Magnesium is roughly 35% lighter than aluminum by volume, about 1.8 g/cm3 versus 2.7 g/cm3, which is its central advantage for automotive lightweighting in transmission housings, brackets, steering components, and seat frames. It also damps vibration better and casts into thinner walls. The tradeoffs are real: magnesium costs more per pound, corrodes faster without a protective coating, has lower stiffness and fatigue strength than aluminum in many configurations, and demands fire-safe machining. For Richmond automotive suppliers, the decision usually comes down to whether the weight savings justifies the cost and the corrosion-protection step. Parts where every gram counts, or where a single magnesium casting replaces a multi-piece aluminum assembly, tend to pencil out. High-volume structural parts in corrosive environments often stay aluminum unless a coated magnesium part still wins on total weight and assembly cost.
Bare magnesium corrodes quickly, especially in salt or humid environments, so nearly every production part needs a protective finish.

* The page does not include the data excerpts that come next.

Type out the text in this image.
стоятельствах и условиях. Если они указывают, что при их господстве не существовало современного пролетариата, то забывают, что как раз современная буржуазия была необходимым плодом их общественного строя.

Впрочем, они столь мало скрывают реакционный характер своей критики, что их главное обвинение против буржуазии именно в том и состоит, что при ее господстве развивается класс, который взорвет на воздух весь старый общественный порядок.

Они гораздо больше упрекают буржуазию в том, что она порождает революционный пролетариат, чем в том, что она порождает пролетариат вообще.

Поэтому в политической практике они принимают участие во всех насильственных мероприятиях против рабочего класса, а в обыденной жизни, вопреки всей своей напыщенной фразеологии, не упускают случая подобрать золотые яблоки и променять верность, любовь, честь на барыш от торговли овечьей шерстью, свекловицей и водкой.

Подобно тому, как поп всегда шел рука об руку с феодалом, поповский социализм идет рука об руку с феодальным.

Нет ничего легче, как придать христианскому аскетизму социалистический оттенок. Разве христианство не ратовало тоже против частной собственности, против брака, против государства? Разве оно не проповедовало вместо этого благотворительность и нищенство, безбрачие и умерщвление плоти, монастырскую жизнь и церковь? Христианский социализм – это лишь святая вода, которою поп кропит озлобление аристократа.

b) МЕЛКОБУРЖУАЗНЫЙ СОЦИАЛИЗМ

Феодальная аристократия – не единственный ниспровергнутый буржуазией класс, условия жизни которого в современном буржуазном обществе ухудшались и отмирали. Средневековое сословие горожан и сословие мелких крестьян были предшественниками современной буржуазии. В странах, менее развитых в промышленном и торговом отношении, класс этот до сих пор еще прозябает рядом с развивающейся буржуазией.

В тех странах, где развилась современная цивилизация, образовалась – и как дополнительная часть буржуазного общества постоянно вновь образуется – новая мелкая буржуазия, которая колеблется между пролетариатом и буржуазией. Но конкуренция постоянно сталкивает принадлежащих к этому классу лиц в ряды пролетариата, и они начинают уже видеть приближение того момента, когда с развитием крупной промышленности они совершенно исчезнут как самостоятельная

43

The common options are conversion coatings such as chromate or modern chromate-free treatments, which provide a base layer and paint adhesion; anodizing-type treatments that build a harder, thicker protective surface; and organic topcoats like powder coat or primer plus paint applied over a conversion layer. For Richmond defense work, the finish usually carries a military or aerospace specification callout, so confirm the exact spec on your drawing and verify the supplier is qualified to apply and certify it. Galvanic corrosion is the other watchpoint: magnesium is anodic to almost every other common metal, so any steel or aluminum fastener in contact with it needs isolation, such as a coated fastener, a sealant, or an insulating washer, or the magnesium will sacrifice itself at the joint. Designing the joint correctly matters as much as the coating.
Lead times depend heavily on grade and form. AZ31B sheet and extrusion are reasonably available through distribution, so machined or fabricated AZ31B parts can move on timelines similar to aluminum once a magnesium-capable shop is engaged, often a few weeks for typical quantities. AZ91D die castings require tooling if you do not already have it, so first articles can take many weeks, while parts from existing tooling ship much faster. WE43 is the long pole: as a specialty aerospace alloy, raw material itself can carry extended lead times, and combined with AS9100 process controls and inspection, full delivery can stretch to months for first articles. The practical move is to start sourcing early through ManufacturingBase, confirm material availability before you commit to a schedule, and ask each supplier for their realistic raw-material lead time rather than just their machining time, since the metal often gates the project, not the machine.